Moby-Dick Chapter 51: The Spirit-Spout Summary

  • Several weeks go by while the Pequod trolls around in different parts of the ocean.
  • One moonlit night, Fedallah sees a whale spout ahead of the ship in the distance.
  • Fedallah’s been keeping watch at night, even though usually seamen don’t lower the boats or hunt in the dark, whether they sight whales or not.
  • Ahab orders the sails to be set, and the Pequod rushes after the spout.
  • Different symbolic conflicts happen here: the ship seems to be torn between rushing forward after the whale and being lifted up toward heaven by the wind, and Ahab’s walk alternates between a living leg and a dead piece of whalebone.

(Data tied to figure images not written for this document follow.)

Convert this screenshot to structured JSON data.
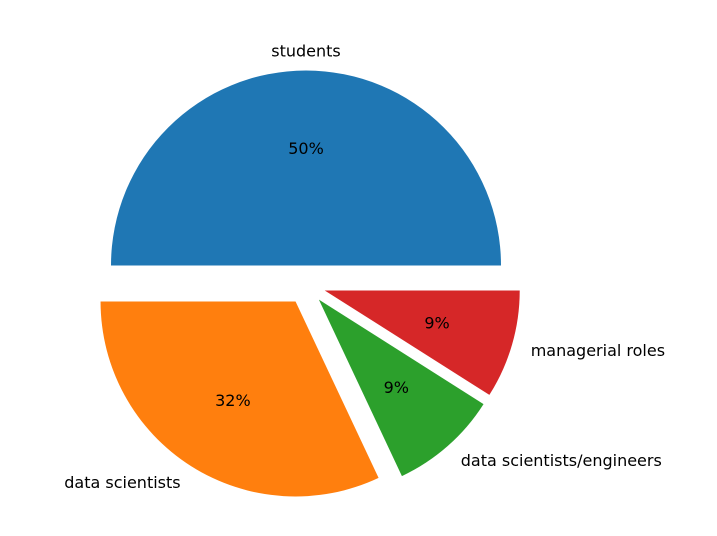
{
  "chart_data": {
    "type": "pie",
    "categories": [
      "students",
      "data scientists",
      "data scientists/engineers",
      "managerial roles"
    ],
    "values": [
      50,
      32,
      9,
      9
    ],
    "percent_labels": [
      "50%",
      "32%",
      "9%",
      "9%"
    ],
    "colors": [
      "#1f77b4",
      "#ff7f0e",
      "#2ca02c",
      "#d62728"
    ],
    "exploded": [
      true,
      true,
      true,
      true
    ],
    "start_angle_deg": 0,
    "direction": "counterclockwise",
    "title": "",
    "legend": "none"
  }
}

  • Eventually, the spout stops appearing.
  • Everyone thinks they’ve seen it once, but no more.
  • Several days go by and the sailors have almost forgotten the spout when, suddenly, it appears t and disappears in the middle of the night again like before.
  • This keeps happening—every few nights, they see the spout, but they never actually see the whale, and they never catch up with it before it disappears.
  • Some of the sailors decide, purely due to superstition, the creepiness of the calm weather, and the mysterious evening spout, that this must be Moby Dick.
  • When the Pequod finally turns east (they’ve been heading south in the Atlantic, and now they’re going around the Cape of Good Hope, the southern tip of Africa), the spirit-spout and creepy calmness disappear in stormy weather, but things are still pretty depressing.
  • Sea-ravens land on the ship in droves, as though it were already an abandoned wreck for them to scavenge. The sea is choppy and violent.
  • All they can do is ride out the storm, so Ahab stands silently on the deck staring into the wind, and the crew ride in the waist (the level just below the main deck), tying themselves to the railings to make primitive seatbelts.
  • Starbuck is haunted by Ahab’s behavior, especially one evening, when he goes into the captain’s cabin to look at the barometer. He finds Ahab asleep in his chair with his head thrown back and his closed eyes pointed toward the compass.